The C standard does allow for conversions between an integer and a pointer, however it doesn't explain exactly how it should happen. That is left up to each specific implementation.

Section 6.3.2.3 p5-6 of the C standard describes these conversions:

5 An integer may be converted to any pointer type. Except as previously specified, the result is implementation-defined, might not be correctly aligned, might not point to an entity of the referenced type, and might be a trap representation.

6 Any pointer type may be converted to an integer type. Except as previously specified, the result is implementation-defined. If the result cannot be represented in the integer type,the behavior is undefined. The result need not be in the range of values of any integer type.

Under gcc in particular what you're doing will work, however it's not guaranteed to work on all compilers or architectures.

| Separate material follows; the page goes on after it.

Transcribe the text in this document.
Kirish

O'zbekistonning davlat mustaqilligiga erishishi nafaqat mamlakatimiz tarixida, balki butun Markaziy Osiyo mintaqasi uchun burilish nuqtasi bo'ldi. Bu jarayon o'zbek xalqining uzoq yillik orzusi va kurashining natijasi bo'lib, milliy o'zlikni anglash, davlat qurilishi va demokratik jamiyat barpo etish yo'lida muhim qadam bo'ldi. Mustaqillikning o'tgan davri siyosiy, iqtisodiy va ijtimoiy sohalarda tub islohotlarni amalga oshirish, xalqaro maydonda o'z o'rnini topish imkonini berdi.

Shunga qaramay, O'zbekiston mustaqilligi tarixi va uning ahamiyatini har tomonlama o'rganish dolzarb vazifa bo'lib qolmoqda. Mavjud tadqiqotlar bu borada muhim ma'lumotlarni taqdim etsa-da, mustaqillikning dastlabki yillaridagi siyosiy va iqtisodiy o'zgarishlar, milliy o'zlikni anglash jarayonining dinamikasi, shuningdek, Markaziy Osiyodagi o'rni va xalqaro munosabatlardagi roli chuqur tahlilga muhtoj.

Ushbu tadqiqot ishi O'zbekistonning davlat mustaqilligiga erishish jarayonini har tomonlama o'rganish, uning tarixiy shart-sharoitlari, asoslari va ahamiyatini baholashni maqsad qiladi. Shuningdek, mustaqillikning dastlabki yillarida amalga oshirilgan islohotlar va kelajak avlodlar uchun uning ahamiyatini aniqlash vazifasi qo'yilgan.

What is guaranteed to work however is to take the address of a compound literal:

void *vp = &(uint8_t){5};
uint8_t i = *(uint8_t *)vp;

This creates a temporary object of type uint8_t and takes its address. This address can then be converted to a void * and back which is fully standard compliant, as per paragraph 1 of 6.3.2.3:

A pointer to void may be converted to or from a pointer to any object type. A pointer to any object type may be converted to a pointer to void and back again; the result shall compare equal to the original pointer.

The lifetime of the compound literal is that of the block in which it is defined. So as long the pointer isn't used after that block ends it will work.

If however you intend to pass it to a function that starts a thread, you're better off dynamically allocating memory for the value and passing that. Otherwise, you run the risk of the function where the compound literal is defined returning while the thread function is running which could attempt to use that pointer.